We say that the Eucharist, the Mass, is a celebration: even when we gather like we do today with deep sadness in our hearts at the passing of Matthew.  In each of our hearts we offer Matthew, who is appropriately positioned (here in front of the altar), and join him with the sacrifice of Jesus on this altar to God.  There is no greater prayer we can make: just as there was no greater prayer Christ could have made than offering himself on the cross for the eternal salvation of humanity.  Because of this offering of Christ, and the resurrection which flowed from it, we can confidently gather with expectation that all our beloved deceased can follow on that same journey to the heavenly Father.

Saint Paul in our Second Reading was encouraging the Thessalonians not to grieve for those who have died in the way that some others do who have no hope in the hereafter.  But of course this hope doesn’t mitigate our grief for Matthew and Delia, the two people who meant the world to their family; rather our grieving is tempered by our trust that they are now in the hands of God, loving, caring and gentle hands, the kind of hands Matthew himself had.

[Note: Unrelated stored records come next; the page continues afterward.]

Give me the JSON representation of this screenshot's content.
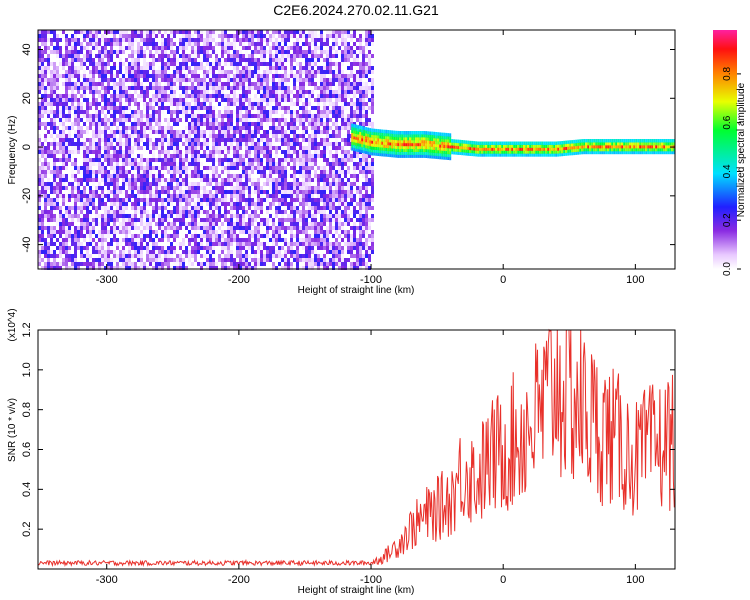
{
  "title": "C2E6.2024.270.02.11.G21",
  "chart_data": [
    {
      "type": "heatmap",
      "xlabel": "Height of straight line (km)",
      "ylabel": "Frequency (Hz)",
      "xlim": [
        -352,
        130
      ],
      "ylim": [
        -50,
        48
      ],
      "xticks": [
        -300,
        -200,
        -100,
        0,
        100
      ],
      "yticks": [
        -40,
        -20,
        0,
        20,
        40
      ],
      "colorbar": {
        "label": "Normalized spectral amplitude",
        "range": [
          0,
          0.98
        ],
        "ticks": [
          0.0,
          0.2,
          0.4,
          0.6,
          0.8
        ],
        "tick_labels": [
          "0.0",
          "0.2",
          "0.4",
          "0.6",
          "0.8"
        ],
        "placement": "right"
      },
      "regions": [
        {
          "kind": "noise",
          "x_range": [
            -352,
            -100
          ],
          "amplitude_range": [
            0.0,
            0.25
          ]
        },
        {
          "kind": "dominant-line",
          "points": [
            [
              -115,
              5
            ],
            [
              -100,
              3
            ],
            [
              -80,
              2
            ],
            [
              -60,
              2
            ],
            [
              -40,
              1
            ],
            [
              -20,
              0
            ],
            [
              0,
              0
            ],
            [
              20,
              0
            ],
            [
              40,
              0
            ],
            [
              60,
              1
            ],
            [
              80,
              1
            ],
            [
              100,
              1
            ],
            [
              130,
              1
            ]
          ],
          "amplitude_range": [
            0.3,
            0.95
          ]
        }
      ],
      "grid": false
    },
    {
      "type": "line",
      "xlabel": "Height of straight line (km)",
      "ylabel": "SNR (10 * v/v)",
      "y_multiplier": "(x10^4)",
      "xlim": [
        -352,
        130
      ],
      "ylim": [
        0,
        1.2
      ],
      "xticks": [
        -300,
        -200,
        -100,
        0,
        100
      ],
      "yticks": [
        0.2,
        0.4,
        0.6,
        0.8,
        1.0,
        1.2
      ],
      "ytick_labels": [
        "0.2",
        "0.4",
        "0.6",
        "0.8",
        "1.0",
        "1.2"
      ],
      "color": "#e8302a",
      "series": [
        {
          "x": [
            -352,
            -300,
            -250,
            -200,
            -150,
            -100,
            -90,
            -80,
            -70,
            -60,
            -50,
            -40,
            -30,
            -20,
            -10,
            0,
            10,
            20,
            30,
            40,
            50,
            60,
            70,
            80,
            90,
            100,
            110,
            120,
            130
          ],
          "values": [
            0.03,
            0.03,
            0.03,
            0.03,
            0.03,
            0.03,
            0.06,
            0.12,
            0.2,
            0.26,
            0.3,
            0.35,
            0.5,
            0.45,
            0.55,
            0.6,
            0.65,
            0.72,
            0.8,
            0.95,
            0.88,
            0.8,
            0.72,
            0.68,
            0.62,
            0.55,
            0.6,
            0.62,
            0.66
          ]
        }
      ],
      "grid": false
    }
  ]
}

A number of you are joining us today on the internet.  Many may be surprised to hear that Matthew was keen on technology, owning a video camera back in the 1970s and ‘80s: the big heavy ones you’d have to carry on your shoulders.  Our local school used to ask him to record their major events.  On our mementos table is his iPad which, among other things, he used to follow the Mass locally on webcam when he wasn’t well enough to come to Church.

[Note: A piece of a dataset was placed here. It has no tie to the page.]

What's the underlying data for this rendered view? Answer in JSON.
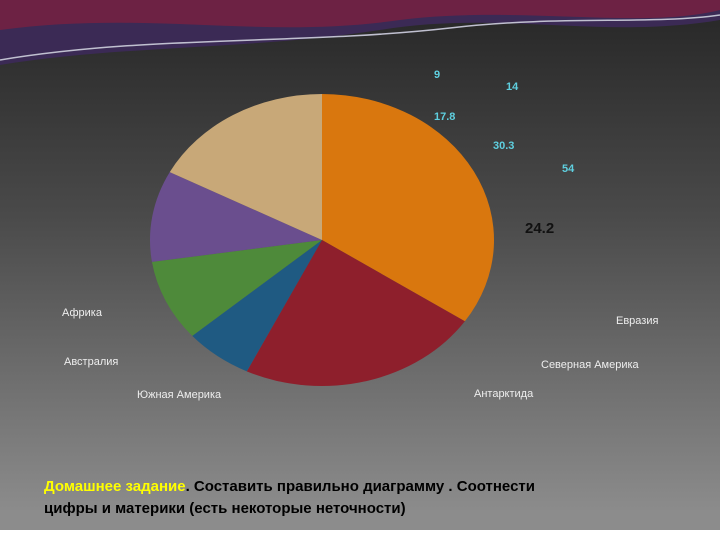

My friends, gathering around the altar with Matthew and his family we are nourished by God’s Word and in the Bread of Life, the body and blood of Christ.  We receive nourishment just as Matthew did.  In turn he was able to nourish those around him: above all his family which meant everything to him.  He was proud of each and every one of his children and grandchildren always asking after them.  The picture on the table of mementos was taken on the occasion of the birth of the grandchild named after him thirteen years ago.  It is a beautiful picture with real joy on the faces of Matthew and Delia.  May that picture, with the joy it expresses, be our lasting memory of both Matthew and Delia.  May their souls and the souls of all the faithful departed through the mercy of God Rest In Peace.  Amen.

Prayer of the Faithful

recited by Matthew’s grandchildren Séan, James, Matthew, Clíona, Robert and Ailbhe.

  1. For the life of granddad Matthew we pray in thanksgiving, asking that he may now share eternal life in Heaven with granny Delia and their beloved Christine.  Lord hear us.
  2. In baptism, granddad Matthew received the light of Christ.  Scatter the darkness now and lead him over the waters of death.  Lord hear us.
  3. For the family and friends of granddad Matthew and granny Delia, that they may be consoled in their grief by the Lord who wept at the death of his friend Lazarus.  Lord hear us.
  4. For all of us gathered together in faith today, that we may all be reunited with our loved ones in Heaven.  Lord hear us.
  5. That those who bear the cross of pain in mind or body may never feel forsaken by God.  Lord hear us.
  6. That God will grant peace to all those who have died in the faith of Christ.  Lord hear us.

Offertory: Ag Críost an Síol


Be not Afraid.

Soul of my Saviour

I watch the Sunrise

Final commendation
Mass will conclude with the Final Prayers of Commendation and farewell.  This will involve Father McCarthy incensing the coffin and blessing with holy water during the final prayers.  The recessional hymn Nearer my God to thee will be played as Mr Healy’s remains are carried from the church.